In the olden days, when Paleo was still an era, most people lived in tribes. They lived with a group of people who were indigenous to an area and largely self-sufficient (to use the Wikipedia definition). You may think tribal living disappeared when we invented the wheel, but if you increasingly find yourself feeling “indigenous to an area and largely self-sufficient”, chances are you are being forced back into tribalism. And here’s a clue why — it’s the wheel again, particularly the way wheels have stopped turning.
The society-shaping power of traffic may surprise sociologists, who think we like belonging to tribes because we’re aspirational or secretly racist or we feel more secure being surrounded by people who have beards just like us. But here’s a questionnaire that will convince you that congestion is re-creating communities.
Do you find yourself asking, ‘Can I walk there?’ You may be going for coffee, a movie or a holiday, but if your first response is to check the walkability, you’re on a traffic island. Ditto if your first response is to check public transport routes and timetables before booking anything.
When you ring a tradie for a quote, does he say, sorry, he doesn’t travel across town or across that bridge? Indeed, has a tradie ever said to you, ‘ Why don’t you have a tradie close by?’, as if you’re responsible for the disappearance of all local tradespeople?
Do you find yourself scheduling things early in the morning or as the sun sets? My friends and I meet before 7am (before traffic) and finish our socialising by 8.45am (after traffic).
Do you see friends who live nearby more than friends who live a little farther away? When you arrange to see friends who live farther away, do you argue about the location of the restaurant and plead about how hard it is to get there?
Do you choose your children’s sporting commitments based on how far you have to drive on a Saturday morning?
Do you avoid going anywhere between 10am and 2pm on Saturdays or 10am to 4pm on a summer’s Sunday?
Do you love Good Friday, if only because the traffic is just the way it was in 1976?

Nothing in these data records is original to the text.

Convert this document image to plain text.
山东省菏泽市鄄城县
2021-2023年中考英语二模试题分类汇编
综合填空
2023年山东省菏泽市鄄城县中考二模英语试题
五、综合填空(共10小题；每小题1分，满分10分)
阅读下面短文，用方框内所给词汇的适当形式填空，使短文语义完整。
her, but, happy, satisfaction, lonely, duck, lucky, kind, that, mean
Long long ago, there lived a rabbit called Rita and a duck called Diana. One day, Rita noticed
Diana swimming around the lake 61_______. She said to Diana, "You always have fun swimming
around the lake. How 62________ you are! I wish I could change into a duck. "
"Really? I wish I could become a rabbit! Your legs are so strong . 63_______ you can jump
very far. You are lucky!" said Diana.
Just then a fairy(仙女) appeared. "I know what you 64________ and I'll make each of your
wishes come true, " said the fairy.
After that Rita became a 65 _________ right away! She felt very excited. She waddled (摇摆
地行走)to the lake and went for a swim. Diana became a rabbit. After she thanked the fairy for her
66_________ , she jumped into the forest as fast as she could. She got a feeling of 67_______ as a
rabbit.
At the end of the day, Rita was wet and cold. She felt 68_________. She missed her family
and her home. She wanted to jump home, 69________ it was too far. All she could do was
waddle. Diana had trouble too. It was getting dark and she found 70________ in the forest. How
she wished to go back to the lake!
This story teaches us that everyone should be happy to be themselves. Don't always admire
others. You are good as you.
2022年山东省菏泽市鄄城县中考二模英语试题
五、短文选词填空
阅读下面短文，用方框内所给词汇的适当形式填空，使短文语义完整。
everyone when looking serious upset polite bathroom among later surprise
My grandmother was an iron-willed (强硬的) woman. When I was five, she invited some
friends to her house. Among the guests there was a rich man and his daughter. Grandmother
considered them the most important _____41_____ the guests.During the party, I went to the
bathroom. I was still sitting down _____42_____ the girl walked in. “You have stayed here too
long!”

Do you read stories about Australia’s population increasing at twice the rate and think: but do they all have to be on the road at once?
Do you ever look around when you’re idling in traffic and think: could every fourth person please leave now?
It’s when I start mentally eliminating people that I realise I have a problem with traffic and it’s most acute in February when everyone returns from holiday and there seems to be 10,000 more people on the roads (which is an accurate figure if you live in Sydney or Melbourne, where about 1000 people arrive a week).
It’s not so much the traffic that gets to me but what it does to us. Traffic keeps us hostage to our own areas. It stops us exploring distant areas; it determines where to live, where to school and where to get the daily bread. It makes us insular.
Traffic cramps our spontaneity. We say no even before we’ve thought about saying yes because the journey often is not worth the experience. Traffic makes us mean. And, often, you don’t realise how mean of spirit you’ve become until someone — say, someone who used to belong to your tribe — comes to visit.
Family or friends who have decamped to the country or the coast remind you that it wasn’t always like this. Is it peak hour, they ask. Ha, it’s always peak, I reply. Can we pop in there, they say. Ha, we don’t pop anywhere any more. Do you have change for the parking meter, they ask. Ha, you need a credit card with a generous limit to park now.
Then I give them the lecture. You’ve lost your fitness for the city, I say. You have to get strategic. You have to leave early, limit your stops, push in, find the rat runs and never presume there will be parking nearby.
By the time they leave, I realise that I belong to a different tribe now, one that marches to a different drum of traffic and one that’s impenetrable to outsiders.